Das Wirtschaftsleben nahm in den 1920 Jahren wieder Fahrt auf. Die Einkaufsmeilen waren gut besucht.

Helmig war nach reichlich Alkoholkonsum heim in die in der zweiten Etage über der Wirtschaft befindliche Privatwohnung der Sartory gekommen, wo es jedoch zum Streit gekommen war. Nachdem Helmig fand, dass er mit der Sartory abgerechnet habe, verließ er die Wohnung. Im dunklen Treppenflur jedoch stieß er mit Chauffeur Spohr zusammen. Helmig will geglaubt haben, ein Einbrecher stehe vor ihm, der ihn beim Heraustreten anfalle, sodass er sich habe verteidigen müssen. Erst als sein Gegenüber verletzt die Treppe hinuntergelaufen sei und „Krankenwagen“ gerufen habe, habe er die Stimme des Chauffeurs wiedererkannt.

„Seine Darstellung erscheint jedoch unglaubwürdig“, urteilt Polizeipräsident Zörgiebel. Spohr nämlich war lediglich mit Hemd und Hose bekleidet und offenkundig in dieser Aufmachung auf dem Weg zu Frau Sartorys Schlafzimmer. Auch andere Aussagen aus den sich über zwei Tage erstreckenden, mit zahlreichen und umfangreichen Zeugenvernehmungen angereicherten, Gerichtsverhandlung legten mehr als nahe, dass Helmig über die Identität des vermeintlichen nächtlichen Einbrechers und dessen wahrscheinliche Absicht wohlunterrichtet gewesen sei. Entsprechend habe er den Zufall des nächtlichen Zusammenstoßes willig zur Kühlung seiner Rache benutzt.

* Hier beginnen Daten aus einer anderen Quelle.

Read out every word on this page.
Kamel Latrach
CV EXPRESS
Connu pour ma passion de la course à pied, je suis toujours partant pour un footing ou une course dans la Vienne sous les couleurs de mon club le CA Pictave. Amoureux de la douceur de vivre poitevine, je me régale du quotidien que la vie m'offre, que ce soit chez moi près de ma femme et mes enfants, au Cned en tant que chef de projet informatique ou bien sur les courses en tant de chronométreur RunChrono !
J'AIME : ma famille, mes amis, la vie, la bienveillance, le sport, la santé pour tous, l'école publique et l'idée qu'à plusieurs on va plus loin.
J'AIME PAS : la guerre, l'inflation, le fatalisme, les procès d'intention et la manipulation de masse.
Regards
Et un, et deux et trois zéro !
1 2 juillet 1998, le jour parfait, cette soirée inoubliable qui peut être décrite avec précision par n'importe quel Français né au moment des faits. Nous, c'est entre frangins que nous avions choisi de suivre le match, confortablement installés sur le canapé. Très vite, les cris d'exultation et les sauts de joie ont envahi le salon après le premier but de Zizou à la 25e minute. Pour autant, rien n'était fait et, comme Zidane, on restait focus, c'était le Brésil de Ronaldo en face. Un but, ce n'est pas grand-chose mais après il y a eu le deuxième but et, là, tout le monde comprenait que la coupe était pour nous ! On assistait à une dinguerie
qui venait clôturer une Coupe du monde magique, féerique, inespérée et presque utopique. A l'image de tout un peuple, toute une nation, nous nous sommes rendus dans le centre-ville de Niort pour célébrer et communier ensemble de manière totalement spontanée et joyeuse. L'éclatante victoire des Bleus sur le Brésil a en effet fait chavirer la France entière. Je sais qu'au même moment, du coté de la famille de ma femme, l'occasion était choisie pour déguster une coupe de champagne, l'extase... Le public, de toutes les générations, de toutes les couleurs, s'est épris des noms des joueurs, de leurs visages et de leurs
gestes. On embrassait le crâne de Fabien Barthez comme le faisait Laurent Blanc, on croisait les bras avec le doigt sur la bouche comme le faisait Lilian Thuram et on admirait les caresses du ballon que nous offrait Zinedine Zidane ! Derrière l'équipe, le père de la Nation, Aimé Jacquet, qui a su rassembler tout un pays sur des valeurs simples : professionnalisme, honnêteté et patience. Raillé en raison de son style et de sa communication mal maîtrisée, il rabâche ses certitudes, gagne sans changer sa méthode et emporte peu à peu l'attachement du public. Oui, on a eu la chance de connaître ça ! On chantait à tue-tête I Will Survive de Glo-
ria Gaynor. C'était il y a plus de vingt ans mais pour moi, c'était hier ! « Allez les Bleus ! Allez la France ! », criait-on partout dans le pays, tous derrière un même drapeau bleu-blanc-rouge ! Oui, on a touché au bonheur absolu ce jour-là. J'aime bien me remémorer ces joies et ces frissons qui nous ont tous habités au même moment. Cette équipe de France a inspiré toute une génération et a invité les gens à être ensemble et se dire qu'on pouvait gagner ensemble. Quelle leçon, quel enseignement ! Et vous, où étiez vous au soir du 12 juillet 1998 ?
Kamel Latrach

Helmig brachte seinem Rivalen mit einem dolchartigen Messer mehrere Stiche in die Brust, den Rücken, Leib und in einen Arm bei. Der verletzte Spohr flüchtete in sein Zimmer, das er im selben Haus hatte, und wurde kurz darauf von der Feuerwache, die der offenkundig wieder zur Besinnung gekommene und vom schlechten Gewissen geplagte Geschäftsführer eilends benachrichtigt hatte, ins Bürgerhospital gebracht. Helmig wurde umgehend festgenommen. Spohr starb gegen 20 Uhr am Abend des folgenden Tages am erlittenen großen Blutverlust.

Anklage auf Mord

Die Staatsanwaltschaft ging von vorsätzlichem und wohlüberlegtem Totschlag aus und erhob Anklage auf Mord. Weil eine Überlegung aber nicht nachweisbar war, ließ der Staatsanwalt diese Anklage fallen, nicht aber den Vorwurf des Vorsatzes, und beantragte wegen Totschlags unter Verneinung mildernder Umstände 15 Jahre Zuchthaus.

Das Kölner Schwurgericht indes bezweifelte beim Prozess in Köln am 23. Mai 1925 den Vorsatz an. Die Geschworenen erkannten nur auf Körperverletzung mit tödlichem Ausgang. Helmig wurde zu einer Zuchthausstrafe von sieben Jahren verurteilt.